Year:  2023

Director:  Ari Aster

Rated:  R

Release:  April 20, 2023

Distributor: Roadshow

Running time: 179 minutes

Worth: $15.00
FilmInk rates movies out of $20 — the score indicates the amount we believe a ticket to the movie to be worth

Cast:
Joaquin Phoenix, Patti LuPone, Amy Smart, Zoe Lister-Jones, Denis Menochet, Parker Posey, Richard Kind

Intro:
If you are prepared for a big viewer commitment and relish those animated discussions afterwards (everyone will have a different bit to pick apart/comment on), then go. But also, be afraid, be very afraid.

To suggest Ari Aster has mother issues might be like pointing out that bears defecate in the woods. But he doesn’t just use his background to fire his imagination, he insists on putting it ALL out there in a sprawling three-hour bat-shit crazy vision that comes across as something like Medea crossed with The Truman Show.

Of course, Oedipal explorations of voracious (and, yes,  sometimes Jewish) mothers have been the stuff of cinema for decades, and consequently there are dozens of reference points and filmic nods in this potpourri. Still, you could say this is the mother of all mother movies. It makes Darren Aronofsky (who kind of went there in Mother! In 2017) look like a sane and understated realist.

At this point, we would normally proceed to some description of the setting and the plot, but we have to admit partial defeat. The film more or less deconstructs all of those elements. Of course, there is a logic to throwing out logic, but that is part of the paradox of this film. This could be read as a three-hour dream sequence. It also tries to get inside everyday ‘normal’, medicated semi-psychosis in a scattershot yet highly cinematic way.

To be fair, it starts arrestingly. Joaquin Phoenix – who after his Oscar turn as a disintegrating man in The Joker, must have been the first (if not only) choice for this role – plays the eponymous Beau. He is a slightly portly, traumatised man-child who lives in a kind of Lynchian world (think real estate run by Eraserhead and Twin Peaks Ltd)).

His shrink (a delightfully creepy performance from Stephen McKinley Henderson) has put him on meds, but these have to be taken with water. Beau’s day starts badly when he swallows the tablet but realises that his taps don’t work. Cue a nightmarish dash to the local convenience store.

This would be fine if the street outside his block wasn’t littered with dead bodies, junkies, and naked crazies randomly stabbing people. This is a kind of end of days scenario that Cormac McCarthy would have been proud of, but Aster seems to present it as just another day in the neighbourhood. From there, it all goes further downhill (or off the rails) and at a duration and pace which is frankly exhausting.

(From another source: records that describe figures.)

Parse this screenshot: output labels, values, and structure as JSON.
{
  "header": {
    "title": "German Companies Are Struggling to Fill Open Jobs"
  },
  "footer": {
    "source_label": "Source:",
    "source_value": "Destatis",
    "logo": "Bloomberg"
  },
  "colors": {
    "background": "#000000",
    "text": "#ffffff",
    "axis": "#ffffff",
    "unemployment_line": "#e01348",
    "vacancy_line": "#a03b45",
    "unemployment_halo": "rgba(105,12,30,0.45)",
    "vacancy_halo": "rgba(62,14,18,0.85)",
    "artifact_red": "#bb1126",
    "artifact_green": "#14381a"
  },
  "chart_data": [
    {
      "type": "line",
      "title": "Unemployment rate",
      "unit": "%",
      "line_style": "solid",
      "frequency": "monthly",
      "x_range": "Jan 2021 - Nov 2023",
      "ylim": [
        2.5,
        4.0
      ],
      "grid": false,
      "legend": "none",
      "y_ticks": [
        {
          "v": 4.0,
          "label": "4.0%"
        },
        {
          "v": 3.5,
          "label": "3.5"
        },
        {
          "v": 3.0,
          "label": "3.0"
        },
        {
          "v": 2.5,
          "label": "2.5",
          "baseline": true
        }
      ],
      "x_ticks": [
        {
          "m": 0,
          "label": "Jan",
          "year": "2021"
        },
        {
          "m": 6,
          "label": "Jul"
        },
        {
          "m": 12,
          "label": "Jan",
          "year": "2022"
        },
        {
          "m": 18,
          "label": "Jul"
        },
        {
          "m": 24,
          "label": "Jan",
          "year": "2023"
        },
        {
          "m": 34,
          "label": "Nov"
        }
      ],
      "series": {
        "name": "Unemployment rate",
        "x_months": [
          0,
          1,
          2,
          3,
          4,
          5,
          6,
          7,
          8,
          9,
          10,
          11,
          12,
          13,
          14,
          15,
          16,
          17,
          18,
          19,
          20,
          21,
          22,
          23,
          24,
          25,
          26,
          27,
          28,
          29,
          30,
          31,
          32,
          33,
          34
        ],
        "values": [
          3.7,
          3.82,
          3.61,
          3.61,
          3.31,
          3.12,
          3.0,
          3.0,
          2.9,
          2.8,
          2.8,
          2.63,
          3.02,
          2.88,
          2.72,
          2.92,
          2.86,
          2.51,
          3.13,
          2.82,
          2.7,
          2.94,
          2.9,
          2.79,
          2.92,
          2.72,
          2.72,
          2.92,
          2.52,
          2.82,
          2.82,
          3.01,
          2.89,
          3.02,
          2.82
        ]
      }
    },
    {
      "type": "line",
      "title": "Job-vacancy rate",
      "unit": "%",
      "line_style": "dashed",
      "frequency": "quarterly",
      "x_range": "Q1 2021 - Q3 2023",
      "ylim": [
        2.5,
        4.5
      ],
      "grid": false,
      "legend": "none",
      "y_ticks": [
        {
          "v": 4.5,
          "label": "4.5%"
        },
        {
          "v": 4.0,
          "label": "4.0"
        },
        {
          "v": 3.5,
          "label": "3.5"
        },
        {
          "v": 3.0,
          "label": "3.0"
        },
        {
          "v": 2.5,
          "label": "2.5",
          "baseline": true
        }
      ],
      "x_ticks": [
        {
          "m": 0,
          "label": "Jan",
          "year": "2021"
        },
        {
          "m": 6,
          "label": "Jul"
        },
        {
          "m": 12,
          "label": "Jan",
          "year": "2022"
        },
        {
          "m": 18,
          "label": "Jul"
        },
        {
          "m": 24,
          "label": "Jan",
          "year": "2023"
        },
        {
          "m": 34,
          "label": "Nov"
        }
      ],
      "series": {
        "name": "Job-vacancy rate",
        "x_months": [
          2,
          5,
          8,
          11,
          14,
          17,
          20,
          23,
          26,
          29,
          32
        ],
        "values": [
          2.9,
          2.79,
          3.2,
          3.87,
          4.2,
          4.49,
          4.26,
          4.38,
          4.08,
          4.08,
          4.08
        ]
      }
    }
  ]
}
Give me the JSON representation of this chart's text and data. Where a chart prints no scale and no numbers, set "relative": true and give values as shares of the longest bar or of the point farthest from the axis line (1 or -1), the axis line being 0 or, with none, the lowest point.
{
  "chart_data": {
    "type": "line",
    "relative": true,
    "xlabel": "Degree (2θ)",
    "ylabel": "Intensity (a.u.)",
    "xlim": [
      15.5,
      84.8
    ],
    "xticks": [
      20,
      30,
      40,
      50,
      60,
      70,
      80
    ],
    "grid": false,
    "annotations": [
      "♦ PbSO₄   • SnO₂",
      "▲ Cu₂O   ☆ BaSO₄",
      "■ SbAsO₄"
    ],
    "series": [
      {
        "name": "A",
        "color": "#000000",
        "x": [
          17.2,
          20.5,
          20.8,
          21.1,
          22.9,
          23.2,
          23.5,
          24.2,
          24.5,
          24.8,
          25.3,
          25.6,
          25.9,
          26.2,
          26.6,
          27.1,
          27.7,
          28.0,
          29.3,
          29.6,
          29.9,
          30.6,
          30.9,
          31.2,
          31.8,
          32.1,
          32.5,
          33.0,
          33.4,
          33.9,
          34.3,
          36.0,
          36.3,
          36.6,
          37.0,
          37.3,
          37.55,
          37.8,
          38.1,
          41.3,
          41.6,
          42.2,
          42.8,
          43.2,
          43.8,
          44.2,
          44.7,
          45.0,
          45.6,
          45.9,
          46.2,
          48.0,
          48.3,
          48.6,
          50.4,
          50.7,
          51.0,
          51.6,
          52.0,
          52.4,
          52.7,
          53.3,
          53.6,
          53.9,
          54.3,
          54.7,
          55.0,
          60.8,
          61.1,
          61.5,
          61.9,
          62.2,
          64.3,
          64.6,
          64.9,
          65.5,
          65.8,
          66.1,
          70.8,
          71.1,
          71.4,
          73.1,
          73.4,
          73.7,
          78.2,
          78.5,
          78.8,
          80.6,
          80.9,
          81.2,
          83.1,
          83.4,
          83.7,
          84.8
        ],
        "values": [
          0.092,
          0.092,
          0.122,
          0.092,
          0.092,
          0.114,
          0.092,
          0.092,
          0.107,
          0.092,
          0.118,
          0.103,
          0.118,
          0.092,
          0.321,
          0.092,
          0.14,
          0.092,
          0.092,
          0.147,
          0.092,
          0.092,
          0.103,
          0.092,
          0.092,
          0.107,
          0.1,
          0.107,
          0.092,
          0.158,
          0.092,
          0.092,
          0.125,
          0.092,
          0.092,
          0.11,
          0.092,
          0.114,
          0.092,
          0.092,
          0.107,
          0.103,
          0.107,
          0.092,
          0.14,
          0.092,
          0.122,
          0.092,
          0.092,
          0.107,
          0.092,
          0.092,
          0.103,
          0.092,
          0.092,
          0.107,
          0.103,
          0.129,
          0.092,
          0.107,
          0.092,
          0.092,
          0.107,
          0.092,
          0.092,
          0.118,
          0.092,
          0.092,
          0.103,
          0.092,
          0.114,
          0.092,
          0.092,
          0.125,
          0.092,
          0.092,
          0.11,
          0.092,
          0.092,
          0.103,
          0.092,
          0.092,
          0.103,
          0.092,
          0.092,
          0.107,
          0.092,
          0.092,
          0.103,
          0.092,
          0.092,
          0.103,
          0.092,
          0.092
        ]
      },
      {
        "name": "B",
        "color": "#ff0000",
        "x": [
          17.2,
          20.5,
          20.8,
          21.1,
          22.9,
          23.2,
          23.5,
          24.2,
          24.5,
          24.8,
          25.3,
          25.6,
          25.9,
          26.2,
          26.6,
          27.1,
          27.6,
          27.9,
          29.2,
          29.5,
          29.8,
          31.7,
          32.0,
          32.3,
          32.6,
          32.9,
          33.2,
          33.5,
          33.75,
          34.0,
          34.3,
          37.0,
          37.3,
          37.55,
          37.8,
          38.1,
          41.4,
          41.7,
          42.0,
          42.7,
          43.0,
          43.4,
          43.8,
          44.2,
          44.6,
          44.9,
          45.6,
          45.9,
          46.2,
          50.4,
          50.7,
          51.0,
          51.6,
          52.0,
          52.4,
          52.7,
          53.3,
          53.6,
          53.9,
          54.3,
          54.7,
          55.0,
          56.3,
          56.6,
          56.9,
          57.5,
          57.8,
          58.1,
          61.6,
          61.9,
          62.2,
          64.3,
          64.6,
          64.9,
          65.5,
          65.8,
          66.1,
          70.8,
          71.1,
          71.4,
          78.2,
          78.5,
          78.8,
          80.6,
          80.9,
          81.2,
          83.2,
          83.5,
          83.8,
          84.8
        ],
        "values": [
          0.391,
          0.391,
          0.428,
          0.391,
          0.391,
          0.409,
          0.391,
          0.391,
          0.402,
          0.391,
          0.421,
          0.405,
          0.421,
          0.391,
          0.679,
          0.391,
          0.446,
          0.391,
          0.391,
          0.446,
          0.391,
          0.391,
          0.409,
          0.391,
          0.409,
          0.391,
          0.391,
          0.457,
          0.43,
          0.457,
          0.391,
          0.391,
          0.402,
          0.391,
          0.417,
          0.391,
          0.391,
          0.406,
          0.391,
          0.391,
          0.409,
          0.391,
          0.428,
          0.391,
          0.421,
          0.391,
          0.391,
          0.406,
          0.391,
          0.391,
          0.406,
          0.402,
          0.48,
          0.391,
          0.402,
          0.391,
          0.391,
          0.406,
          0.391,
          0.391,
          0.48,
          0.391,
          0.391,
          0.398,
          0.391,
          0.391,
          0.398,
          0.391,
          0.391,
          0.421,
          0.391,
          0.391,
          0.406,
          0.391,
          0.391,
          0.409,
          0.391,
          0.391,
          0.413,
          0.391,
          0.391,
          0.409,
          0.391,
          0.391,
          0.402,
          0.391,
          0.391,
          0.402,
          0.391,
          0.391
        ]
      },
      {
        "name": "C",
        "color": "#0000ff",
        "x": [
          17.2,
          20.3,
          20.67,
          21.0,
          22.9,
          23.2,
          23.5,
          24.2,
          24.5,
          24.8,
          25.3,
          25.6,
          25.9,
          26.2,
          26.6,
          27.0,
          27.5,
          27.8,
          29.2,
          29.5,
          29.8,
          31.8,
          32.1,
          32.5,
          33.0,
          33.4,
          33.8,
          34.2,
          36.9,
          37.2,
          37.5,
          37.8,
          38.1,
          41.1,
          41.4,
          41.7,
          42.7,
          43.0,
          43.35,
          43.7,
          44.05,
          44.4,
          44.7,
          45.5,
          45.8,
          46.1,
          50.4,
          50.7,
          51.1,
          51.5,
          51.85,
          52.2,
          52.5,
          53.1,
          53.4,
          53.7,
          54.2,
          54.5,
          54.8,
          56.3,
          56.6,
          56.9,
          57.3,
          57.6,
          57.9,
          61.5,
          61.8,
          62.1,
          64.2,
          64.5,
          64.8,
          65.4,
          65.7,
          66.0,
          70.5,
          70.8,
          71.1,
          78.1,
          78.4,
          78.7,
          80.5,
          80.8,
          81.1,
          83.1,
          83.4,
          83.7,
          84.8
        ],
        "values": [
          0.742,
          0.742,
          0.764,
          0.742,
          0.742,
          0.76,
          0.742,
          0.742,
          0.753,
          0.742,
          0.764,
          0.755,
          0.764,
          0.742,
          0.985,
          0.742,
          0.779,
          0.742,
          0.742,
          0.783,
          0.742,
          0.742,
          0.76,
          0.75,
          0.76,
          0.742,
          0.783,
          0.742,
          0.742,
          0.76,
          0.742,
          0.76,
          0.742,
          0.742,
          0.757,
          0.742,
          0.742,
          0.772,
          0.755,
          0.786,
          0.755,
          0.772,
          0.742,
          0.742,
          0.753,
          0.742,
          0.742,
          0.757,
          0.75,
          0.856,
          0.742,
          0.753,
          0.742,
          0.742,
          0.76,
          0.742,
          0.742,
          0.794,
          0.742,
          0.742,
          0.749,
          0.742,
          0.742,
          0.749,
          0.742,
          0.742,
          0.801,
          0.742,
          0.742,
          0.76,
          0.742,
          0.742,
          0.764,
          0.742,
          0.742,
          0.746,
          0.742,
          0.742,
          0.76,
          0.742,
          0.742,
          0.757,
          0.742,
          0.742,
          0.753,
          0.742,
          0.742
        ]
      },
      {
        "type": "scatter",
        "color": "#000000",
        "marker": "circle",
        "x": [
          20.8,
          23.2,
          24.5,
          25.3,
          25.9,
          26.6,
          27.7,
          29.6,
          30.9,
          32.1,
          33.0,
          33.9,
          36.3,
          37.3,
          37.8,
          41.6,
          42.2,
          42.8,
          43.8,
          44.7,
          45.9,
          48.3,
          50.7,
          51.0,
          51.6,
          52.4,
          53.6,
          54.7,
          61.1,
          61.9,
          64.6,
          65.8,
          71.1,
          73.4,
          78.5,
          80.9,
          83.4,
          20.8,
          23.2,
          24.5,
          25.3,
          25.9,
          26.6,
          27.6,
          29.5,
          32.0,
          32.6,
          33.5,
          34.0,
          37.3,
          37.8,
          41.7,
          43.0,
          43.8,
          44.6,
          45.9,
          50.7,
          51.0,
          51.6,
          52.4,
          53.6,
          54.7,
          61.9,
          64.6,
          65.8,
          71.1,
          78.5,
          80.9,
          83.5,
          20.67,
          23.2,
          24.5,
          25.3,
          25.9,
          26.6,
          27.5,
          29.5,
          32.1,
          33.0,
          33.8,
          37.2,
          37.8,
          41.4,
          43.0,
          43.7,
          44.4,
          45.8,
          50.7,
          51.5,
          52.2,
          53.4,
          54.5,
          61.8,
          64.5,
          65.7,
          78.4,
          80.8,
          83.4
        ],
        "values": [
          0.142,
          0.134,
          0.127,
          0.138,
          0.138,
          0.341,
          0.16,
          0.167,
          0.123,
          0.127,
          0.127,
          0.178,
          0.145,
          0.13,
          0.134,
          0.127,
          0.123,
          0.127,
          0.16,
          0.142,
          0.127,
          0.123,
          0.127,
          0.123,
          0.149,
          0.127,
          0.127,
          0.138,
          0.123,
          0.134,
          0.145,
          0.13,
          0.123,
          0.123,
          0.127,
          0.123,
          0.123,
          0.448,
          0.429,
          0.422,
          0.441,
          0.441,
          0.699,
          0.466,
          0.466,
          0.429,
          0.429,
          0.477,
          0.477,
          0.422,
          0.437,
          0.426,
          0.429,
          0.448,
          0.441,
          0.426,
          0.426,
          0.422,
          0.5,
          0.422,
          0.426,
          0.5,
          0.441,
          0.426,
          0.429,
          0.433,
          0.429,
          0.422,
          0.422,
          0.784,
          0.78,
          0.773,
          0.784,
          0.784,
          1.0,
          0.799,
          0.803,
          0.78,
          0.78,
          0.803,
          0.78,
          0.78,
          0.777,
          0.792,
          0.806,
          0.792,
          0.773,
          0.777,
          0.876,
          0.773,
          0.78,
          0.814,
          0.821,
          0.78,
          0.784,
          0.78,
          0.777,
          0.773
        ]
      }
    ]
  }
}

Beau is supposed to be visiting his mega rich and mega mad mother (Patti LuPone), but to get there, he has to traverse a fairy-tale world of hero’s challenges.

Of course, people will say that you are not expected to read this film literally. As indicated, it inhabits a dream (that is, nightmare) world with its own inner logic. The problem is that unless you are being paid to listen as a shrink is, these dreams can become both baffling and, let’s say, tedious.

Aster has only made a few films, but his Hereditary and Midsommer gave us a taste of how he likes to get weird and dreamlike and nasty all at the same time. He is better at horror than he is at straight drama. Here, he has all the budget but none of the discipline.

It is no doubt going to be a cult movie for some, and Phoenix throws himself into the role in a way which is never less than watchable. He really is a remarkable actor. Also, some of the set pieces (and there’s a dozen of them in the three hours running time) are indelible, but there is definitely a law of diminishing returns here. The cinematic and literary tropes and references pile up and more or less bury us. By the end, it is hard to really hang in there and to continue to care about poor old put-upon Beau.

If you are prepared for a big viewer commitment and relish those animated discussions afterwards (everyone will have a different bit to pick apart/comment on), then go. But also, be afraid, be very afraid.